Le magnétoscope acquis depuis étant opportunément tombé en panne, j’ai retrouvé quelque chose de cette excitation en découvrant hier soir au Cinéma de minuit Bonne chance ! de Sacha Guitry (1935). Et cette excitation se mêlait sans partage à l’extraordinaire euphorie que dispense le film. Peintre bohème et désargenté, Claude/Guitry en pince discrètement pour la jeune lingère sa voisine (c’est notre chère Jacqueline Delubac). Ils se croisent dans la rue, elle lui dit « bonjour », il répond « bonne chance ! » Étonnée de ce salut inattendu qui se voit aussitôt suivi d’effet (une cliente lui fait cadeau de vêtements), la superstitieuse Marie achète un billet de loterie et propose au peintre de partager les gains éventuels. Sur ces entrefaites, un palotin en instance de départ pour treize jours de service militaire lui déclare sa flamme et la demande en mariage. Marie se fait prier mais, piquée au vif d’apercevoir par la fenêtre Claude en train, croit-elle, d’en courtiser une autre, elle accepte sur un coup de tête idiot. Le soir même a lieu le tirage de la loterie ; naturellement Marie avait acquis le billet gagnant. Et le lendemain matin, elle apporte au peintre la moitié du gros lot, rien de moins qu’un million de francs. Refus de Claude – une somme pareille, vous comprenez, je ne pourrais pas – et puis d’accord, mais à une condition : ce million, dépensons-le ensemble ; offrons-nous le voyage de nos rêves, en tout bien tout honneur (hum), et dans quinze jours je vous dépose à la mairie dans les bras de votre futur. Allons, en route, plus une seconde à perdre.

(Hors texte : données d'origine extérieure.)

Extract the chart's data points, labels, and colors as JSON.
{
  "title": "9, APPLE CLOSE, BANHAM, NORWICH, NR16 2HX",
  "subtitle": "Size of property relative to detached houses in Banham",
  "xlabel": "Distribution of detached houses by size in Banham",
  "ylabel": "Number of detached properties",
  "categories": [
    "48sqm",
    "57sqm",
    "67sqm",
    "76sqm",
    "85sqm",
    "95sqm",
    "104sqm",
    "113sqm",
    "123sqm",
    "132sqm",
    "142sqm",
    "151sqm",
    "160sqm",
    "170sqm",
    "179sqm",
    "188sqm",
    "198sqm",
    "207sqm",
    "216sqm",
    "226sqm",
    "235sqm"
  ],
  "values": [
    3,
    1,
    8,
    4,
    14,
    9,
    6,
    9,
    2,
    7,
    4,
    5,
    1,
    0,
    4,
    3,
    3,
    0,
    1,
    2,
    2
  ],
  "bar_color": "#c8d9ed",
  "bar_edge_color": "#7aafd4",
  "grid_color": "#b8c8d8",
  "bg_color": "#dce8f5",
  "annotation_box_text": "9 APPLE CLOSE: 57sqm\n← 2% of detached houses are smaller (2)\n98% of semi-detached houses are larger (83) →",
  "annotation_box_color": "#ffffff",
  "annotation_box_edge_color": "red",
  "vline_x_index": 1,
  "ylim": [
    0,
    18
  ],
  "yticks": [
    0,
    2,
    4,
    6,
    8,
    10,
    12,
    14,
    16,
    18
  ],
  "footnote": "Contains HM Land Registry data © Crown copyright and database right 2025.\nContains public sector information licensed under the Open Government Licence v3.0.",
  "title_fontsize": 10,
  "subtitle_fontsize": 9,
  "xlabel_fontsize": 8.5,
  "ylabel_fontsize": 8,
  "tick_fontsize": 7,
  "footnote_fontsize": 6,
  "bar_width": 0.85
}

Avant de m’accuser de spoiler comme un cochon, considérez que je n’ai raconté là très sommairement que les dix premières minutes du film, qui fourmillent de bien d’autres micro-péripéties. La suite, ce sera l’extravagant périple qu’entreprennent Claude et Marie pour claquer leur million ; périple au cours duquel ils ne cessent de se surprendre l’un l’autre et de vérifier qu’une chance inouïe leur sourit quand ils sont ensemble et les abandonne aussitôt qu’ils se séparent 1.
L’argent qui n’a de sens qu’à être royalement flambé, la chance, le bonheur à saisir dans l’heure 2 : le film est un concentré de morale guytriesque. Mais c’est sa liberté d’allure qui stupéfie le plus, même au regard du Roman d’un tricheur que Guitry tournera l’année suivante. Bonne chance ! appartient à l’espèce merveilleuse des films qui paraissent s’inventer à mesure qu’ils se font, et où il semble que tout soit possible à tout moment : les bifurcations imprévisibles, le surgissement d’un second rôle, les changements de genre à vue, du quiproquo de vaudeville à la pagnolade de village en passant par le travelogue pour rire (un stock-shot de pyramides, une contreplongée sur deux touristes à dos de chameau filmés au Jardin d’acclimatation et hop, nous voilà en Égypte). Le scénario en fut écrit directement pour l’écran, et l’on dirait qu’un an après l’ennuyeux Pasteur, Guitry s’emploie à battre en brèche tout reproche de théâtre filmé. Au brio verbal répondent la rapidité d’exécution, l’abondance des trouvailles visuelles, la jubilation contagieuse avec laquelle Guitry s’enchante de son nouveau jouet, ce merveilleux train électrique nommé cinéma qu’il s’amuse à faire fonctionner sous nos yeux : caméra mobile, inserts, fondus et volets, montage alterné/éclaté, recours très inhabituel chez lui aux extérieurs, plans oniriques où Claude et Marie rêvent l’un de l’autre (on reverra cela dans Désiré). En somme, un jeu constant avec la représentation dont on rend le spectateur complice, comme dans ce travelling avant sur une route de Provence, qui se désigne lui-même comme travelling. En amorce, le capot de la voiture emportant les deux voyageurs. Guitry et Delubac en voix off. Je reconstitue de mémoire.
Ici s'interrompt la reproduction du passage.